Evidence of one-dimensional magnetic heat transport in the triangular-lattice antiferromagnet Cs$_2$CuCl$_4$

TL;DR

This study investigates low-temperature heat transport in the triangular-lattice antiferromagnet Cs$_2$CuCl$_4$, revealing anisotropic magnetic excitations contributing to heat conduction, especially along the direction of strongest exchange interaction.

Contribution

It provides experimental evidence of one-dimensional magnetic heat transport in Cs$_2$CuCl$_4$, highlighting anisotropic magnetic excitations' role in thermal conductivity.

Findings

Broad maxima in thermal conductivity at ~5 K explained by phonon scattering.

Field-dependent anomaly observed along the b axis near magnetic transition.
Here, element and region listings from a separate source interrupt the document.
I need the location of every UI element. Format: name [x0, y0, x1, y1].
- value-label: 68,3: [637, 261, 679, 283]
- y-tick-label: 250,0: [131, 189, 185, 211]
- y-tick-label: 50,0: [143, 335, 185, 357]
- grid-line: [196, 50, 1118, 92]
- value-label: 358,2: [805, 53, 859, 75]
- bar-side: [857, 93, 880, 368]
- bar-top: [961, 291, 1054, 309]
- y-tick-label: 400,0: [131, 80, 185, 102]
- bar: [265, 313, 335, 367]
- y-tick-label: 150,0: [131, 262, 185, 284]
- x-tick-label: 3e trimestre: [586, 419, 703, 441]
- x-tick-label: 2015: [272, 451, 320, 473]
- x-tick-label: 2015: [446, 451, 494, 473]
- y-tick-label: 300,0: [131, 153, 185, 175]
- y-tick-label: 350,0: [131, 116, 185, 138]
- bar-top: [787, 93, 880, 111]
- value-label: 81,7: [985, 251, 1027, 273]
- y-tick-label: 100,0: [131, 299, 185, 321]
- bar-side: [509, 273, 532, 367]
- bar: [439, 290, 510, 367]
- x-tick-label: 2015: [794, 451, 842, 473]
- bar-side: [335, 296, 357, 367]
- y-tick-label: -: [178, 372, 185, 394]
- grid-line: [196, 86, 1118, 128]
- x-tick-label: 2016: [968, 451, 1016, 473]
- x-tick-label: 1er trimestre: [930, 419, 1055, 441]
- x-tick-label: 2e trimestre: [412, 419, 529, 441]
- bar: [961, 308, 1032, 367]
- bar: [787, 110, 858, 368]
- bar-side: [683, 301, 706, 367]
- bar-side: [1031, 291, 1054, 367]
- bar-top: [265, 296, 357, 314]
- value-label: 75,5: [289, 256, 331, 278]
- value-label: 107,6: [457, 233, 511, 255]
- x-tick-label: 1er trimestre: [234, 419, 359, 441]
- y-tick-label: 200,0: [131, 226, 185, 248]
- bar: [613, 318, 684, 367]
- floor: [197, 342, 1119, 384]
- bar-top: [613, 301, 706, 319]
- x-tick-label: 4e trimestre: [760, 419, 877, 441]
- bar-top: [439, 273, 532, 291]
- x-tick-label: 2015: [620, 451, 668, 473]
Anisotropic heat transport linked to magnetic excitations along the exchange interaction direction.

Abstract

We report on low-temperature heat-transport properties of the spin-1/2 triangular-lattice antiferromagnet Cs$_2$CuCl$_4$. Broad maxima in the thermal conductivity along the three principal axes, observed at about 5 K, are interpreted in terms of the Debye model, including the phonon Umklapp scattering. For thermal transport along the $b$ axis, we observed a pronounced field-dependent anomaly, close to the transition into the three-dimensional long-range-ordered state. No such anomalies were found for the transport along the $a$ and $c$ directions. We argue that this anisotropic behavior is related to an additional heat-transport channel through magnetic excitations, that can best propagate along the direction of the largest exchange interaction. Besides, peculiarities of the heat transport of Cs$_2$CuCl$_4$ in magnetic fields up to the saturation field and above are discussed.